Guadalupe Carrillo Torea
Para
Alicia, Francisco, Anabel y José María,
los
primeros Vaysianos.
La
pregunta que formulo como título de este texto es la reflexión que ha estado
rondándome durante las últimas semanas. A mis 20 años soñaba con la libertad.
Era el tesoro más preciado: la autonomía económica, si bien precaria, me
permitió alquilar junto con mis primos Alicia y Francisco un apartamento en el
que nos sentíamos a nuestras anchas. Recorrí mi infancia junto a esos primos
tan queridos y nos conocíamos bien. Habíamos rellenado de risas y aventuras los
años de la adolescencia. Las vacaciones nos unían en los mismos espacios: en
las hojas secas de la finca de mi papá, en las cajas grandes que convertíamos
en lavadoras humanas o en Caracas. Capucal, la casa de la Gran Mamá, o la Quinta Unión, de la querida tía Leonor, eran esos lugares
comunes donde el afecto echaba raíces sólidas, interminables.
Todo
ello nos convenció de que podíamos lanzarnos a la aventura de convivir por
nuestra cuenta los tres juntos. Un año más tarde se unió al grupo Anabel, mi
sobrina mayor, cercana en edad y en el deseo de ser independientes; y por
último mi hermano José María, que iba y venía entre nuestro departamento y su
novia.
La camaradería se fue convirtiendo en
nuestro rasgo distintivo. ¿Peleábamos? Muchas veces, pero los desencuentros no
alcanzaron el afecto. Él crecía intacto. Ese amor filial nos hizo cómplices
frente a los nudos que va tejiendo la vida y nos permitió salir ilesos de la
tristeza, del desánimo, de la desilusión.

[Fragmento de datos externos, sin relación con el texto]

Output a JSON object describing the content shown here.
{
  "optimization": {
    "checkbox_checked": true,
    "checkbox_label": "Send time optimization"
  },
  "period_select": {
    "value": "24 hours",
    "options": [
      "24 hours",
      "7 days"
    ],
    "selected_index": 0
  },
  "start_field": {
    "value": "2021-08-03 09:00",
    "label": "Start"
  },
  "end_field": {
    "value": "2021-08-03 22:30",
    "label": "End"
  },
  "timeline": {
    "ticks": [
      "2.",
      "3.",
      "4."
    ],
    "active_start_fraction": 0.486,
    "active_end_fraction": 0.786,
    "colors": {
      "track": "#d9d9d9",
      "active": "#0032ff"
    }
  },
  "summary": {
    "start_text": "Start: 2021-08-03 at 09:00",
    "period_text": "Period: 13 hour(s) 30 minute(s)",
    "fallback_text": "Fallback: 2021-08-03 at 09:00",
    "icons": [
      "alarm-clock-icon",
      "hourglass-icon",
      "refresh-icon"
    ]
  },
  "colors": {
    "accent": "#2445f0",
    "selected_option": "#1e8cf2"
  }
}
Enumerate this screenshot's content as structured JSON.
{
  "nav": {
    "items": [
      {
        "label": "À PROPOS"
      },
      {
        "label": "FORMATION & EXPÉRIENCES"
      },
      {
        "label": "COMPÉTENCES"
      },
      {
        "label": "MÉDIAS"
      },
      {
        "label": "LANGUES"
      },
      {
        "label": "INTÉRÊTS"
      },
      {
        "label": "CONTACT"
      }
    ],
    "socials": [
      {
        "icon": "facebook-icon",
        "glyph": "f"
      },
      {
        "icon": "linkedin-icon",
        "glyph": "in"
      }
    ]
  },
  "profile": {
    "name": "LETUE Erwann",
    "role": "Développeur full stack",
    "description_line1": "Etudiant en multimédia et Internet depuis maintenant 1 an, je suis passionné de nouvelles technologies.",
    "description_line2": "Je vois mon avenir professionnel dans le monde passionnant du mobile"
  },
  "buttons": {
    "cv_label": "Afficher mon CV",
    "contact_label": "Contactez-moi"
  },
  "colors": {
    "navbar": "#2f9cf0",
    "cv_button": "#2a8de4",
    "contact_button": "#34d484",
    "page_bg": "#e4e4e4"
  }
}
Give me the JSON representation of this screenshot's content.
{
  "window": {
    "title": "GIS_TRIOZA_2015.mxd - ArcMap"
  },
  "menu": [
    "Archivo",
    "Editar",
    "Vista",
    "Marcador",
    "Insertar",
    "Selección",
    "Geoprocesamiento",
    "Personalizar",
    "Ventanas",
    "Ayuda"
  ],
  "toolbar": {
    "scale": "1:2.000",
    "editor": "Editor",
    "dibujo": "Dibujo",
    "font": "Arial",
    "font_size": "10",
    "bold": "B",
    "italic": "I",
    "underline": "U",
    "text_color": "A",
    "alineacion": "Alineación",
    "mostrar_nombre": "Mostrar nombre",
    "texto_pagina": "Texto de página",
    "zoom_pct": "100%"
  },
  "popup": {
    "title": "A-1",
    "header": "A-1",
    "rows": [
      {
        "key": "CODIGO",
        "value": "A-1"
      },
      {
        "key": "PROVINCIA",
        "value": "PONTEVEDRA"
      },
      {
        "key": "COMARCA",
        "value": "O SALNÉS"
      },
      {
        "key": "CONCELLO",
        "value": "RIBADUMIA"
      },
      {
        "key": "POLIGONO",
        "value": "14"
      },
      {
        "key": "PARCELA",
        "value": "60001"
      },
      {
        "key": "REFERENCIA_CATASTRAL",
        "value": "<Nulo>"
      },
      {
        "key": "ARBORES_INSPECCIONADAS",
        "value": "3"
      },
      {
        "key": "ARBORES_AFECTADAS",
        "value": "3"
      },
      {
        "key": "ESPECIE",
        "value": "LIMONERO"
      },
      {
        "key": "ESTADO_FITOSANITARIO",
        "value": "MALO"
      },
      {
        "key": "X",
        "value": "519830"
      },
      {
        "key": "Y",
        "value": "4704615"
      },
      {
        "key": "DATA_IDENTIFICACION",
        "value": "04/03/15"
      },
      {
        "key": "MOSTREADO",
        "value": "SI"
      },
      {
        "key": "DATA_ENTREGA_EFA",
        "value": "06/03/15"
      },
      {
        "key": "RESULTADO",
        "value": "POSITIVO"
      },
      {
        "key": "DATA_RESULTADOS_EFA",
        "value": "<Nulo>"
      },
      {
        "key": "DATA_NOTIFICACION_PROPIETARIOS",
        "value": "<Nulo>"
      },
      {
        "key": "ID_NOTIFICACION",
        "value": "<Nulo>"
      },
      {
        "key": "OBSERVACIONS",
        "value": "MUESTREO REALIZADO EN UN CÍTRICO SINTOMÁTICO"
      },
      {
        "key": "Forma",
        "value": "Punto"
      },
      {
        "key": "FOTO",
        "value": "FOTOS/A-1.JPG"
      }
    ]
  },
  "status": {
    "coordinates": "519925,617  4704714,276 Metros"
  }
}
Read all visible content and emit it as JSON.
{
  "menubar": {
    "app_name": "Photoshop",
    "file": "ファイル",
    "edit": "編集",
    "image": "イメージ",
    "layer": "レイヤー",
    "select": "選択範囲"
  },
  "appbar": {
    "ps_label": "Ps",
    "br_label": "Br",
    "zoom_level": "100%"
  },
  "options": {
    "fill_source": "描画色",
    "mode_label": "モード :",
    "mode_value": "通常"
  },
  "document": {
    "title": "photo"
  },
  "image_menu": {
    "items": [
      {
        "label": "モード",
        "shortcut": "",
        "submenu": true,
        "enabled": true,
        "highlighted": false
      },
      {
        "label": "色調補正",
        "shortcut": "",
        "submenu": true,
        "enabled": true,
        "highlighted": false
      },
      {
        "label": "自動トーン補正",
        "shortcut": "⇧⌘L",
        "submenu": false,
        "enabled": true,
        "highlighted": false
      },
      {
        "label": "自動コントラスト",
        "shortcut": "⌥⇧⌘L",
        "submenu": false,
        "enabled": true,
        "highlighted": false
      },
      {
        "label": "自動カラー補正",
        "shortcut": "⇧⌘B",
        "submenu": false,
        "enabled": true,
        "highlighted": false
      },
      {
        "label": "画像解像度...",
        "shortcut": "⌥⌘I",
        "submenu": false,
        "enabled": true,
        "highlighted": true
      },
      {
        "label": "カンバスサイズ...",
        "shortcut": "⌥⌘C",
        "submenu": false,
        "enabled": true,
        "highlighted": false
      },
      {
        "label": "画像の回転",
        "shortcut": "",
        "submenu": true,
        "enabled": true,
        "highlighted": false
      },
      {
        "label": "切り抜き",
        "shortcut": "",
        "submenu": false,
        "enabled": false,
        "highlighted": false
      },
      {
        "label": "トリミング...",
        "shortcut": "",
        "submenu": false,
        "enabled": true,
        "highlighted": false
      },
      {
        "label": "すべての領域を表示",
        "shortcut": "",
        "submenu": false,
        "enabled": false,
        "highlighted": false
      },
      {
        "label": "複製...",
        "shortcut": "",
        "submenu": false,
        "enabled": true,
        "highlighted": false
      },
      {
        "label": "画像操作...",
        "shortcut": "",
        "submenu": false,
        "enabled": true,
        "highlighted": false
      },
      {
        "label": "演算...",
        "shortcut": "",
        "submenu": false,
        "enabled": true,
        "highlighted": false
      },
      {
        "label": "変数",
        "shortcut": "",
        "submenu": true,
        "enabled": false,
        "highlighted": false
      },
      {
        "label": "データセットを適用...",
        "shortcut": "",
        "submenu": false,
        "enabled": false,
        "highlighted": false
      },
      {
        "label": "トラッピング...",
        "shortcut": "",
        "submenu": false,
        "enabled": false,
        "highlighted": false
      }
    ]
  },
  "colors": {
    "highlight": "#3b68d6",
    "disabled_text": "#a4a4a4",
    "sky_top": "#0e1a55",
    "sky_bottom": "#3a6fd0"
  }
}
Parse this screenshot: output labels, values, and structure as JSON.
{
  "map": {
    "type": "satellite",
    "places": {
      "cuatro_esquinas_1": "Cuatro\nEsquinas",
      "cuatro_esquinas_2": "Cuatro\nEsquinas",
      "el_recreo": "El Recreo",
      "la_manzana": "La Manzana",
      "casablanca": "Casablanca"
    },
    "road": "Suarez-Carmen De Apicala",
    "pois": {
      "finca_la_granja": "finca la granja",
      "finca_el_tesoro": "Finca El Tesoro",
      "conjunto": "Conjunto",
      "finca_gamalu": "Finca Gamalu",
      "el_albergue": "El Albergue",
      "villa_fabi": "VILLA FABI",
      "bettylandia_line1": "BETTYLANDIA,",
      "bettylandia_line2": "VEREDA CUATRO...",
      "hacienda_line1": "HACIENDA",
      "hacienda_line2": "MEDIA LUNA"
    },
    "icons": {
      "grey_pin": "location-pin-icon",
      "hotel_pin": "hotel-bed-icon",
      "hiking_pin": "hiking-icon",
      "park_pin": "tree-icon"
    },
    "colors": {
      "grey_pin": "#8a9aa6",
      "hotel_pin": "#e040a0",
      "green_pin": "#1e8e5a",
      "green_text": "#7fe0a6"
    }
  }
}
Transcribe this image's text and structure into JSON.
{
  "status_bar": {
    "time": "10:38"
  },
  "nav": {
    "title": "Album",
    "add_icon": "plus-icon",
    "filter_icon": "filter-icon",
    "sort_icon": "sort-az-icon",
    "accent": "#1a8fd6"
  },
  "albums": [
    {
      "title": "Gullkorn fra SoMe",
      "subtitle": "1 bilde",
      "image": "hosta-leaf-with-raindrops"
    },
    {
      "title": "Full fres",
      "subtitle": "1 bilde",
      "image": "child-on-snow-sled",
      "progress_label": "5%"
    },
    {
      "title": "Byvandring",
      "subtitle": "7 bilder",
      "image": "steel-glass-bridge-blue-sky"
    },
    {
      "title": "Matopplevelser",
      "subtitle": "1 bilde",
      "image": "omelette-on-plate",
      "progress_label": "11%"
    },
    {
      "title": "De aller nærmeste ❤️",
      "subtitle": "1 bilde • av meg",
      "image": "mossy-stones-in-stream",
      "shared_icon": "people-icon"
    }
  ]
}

Esa década de los 20 años en la que te vas
haciendo adulto, te insertas en el mundo laboral con sus exigencias y también
sus discontinuidades. Entrábamos a lo que muchas veces llamamos “la vida dura”,
de la que te haces responsable, de la que tienes tanto que aprender. Pero
hacerlo en familia, con los tuyos, con la sangre que duele y también hace
feliz, es ubicarte en la mejor esquina del mundo. Desde ella desandamos caminos
sinuosos; cruzamos por otros más amplios. Tuvimos éxitos y fracasos;
tanteábamos la vida pretendiendo acariciarla, aunque muchas veces salía magullada. Pero estábamos juntos, y eso nos daba una seguridad pétrea.
El
tiempo que pasa inexorablemente nos llevó a latitudes opuestas. Pasan los años
sin vernos, ya no solo a ellos, a gran parte de esa familia numerosa de la que
tengo el placer de pertenecer. La
diáspora venezolana, sin embargo, ha tenido la luminosa consecuencia de acercar
a muchos de los primos que han optado por México como segundo hogar. Hace un
año se estableció en Ciudad de México el primo Guillermo – cuya infancia
compartí en la risa y la picardía- y su esposa. Ahora, pocos meses atrás me
encontré con María Eugenia y Gastón. Probablemente habrían pasado unos 25 años
desde la última vez que la vi. Y de nuevo se produjo la magia: nos abrazamos
mientras la alegría nos pisaba los talones, sin paréntesis que recordar, con el
cariño en el aquí y el ahora.
Reencontrarte con la familia, esa que estuvo
en la raíz de tu infancia, en tu adolescencia y juventud ha llenado mis pulmones de gratitud. Y me
digo, sí importa, claro que importa rescatar los afectos, actualizarlos,
apretarlos a ti para que sigan ahí, latiendo siempre.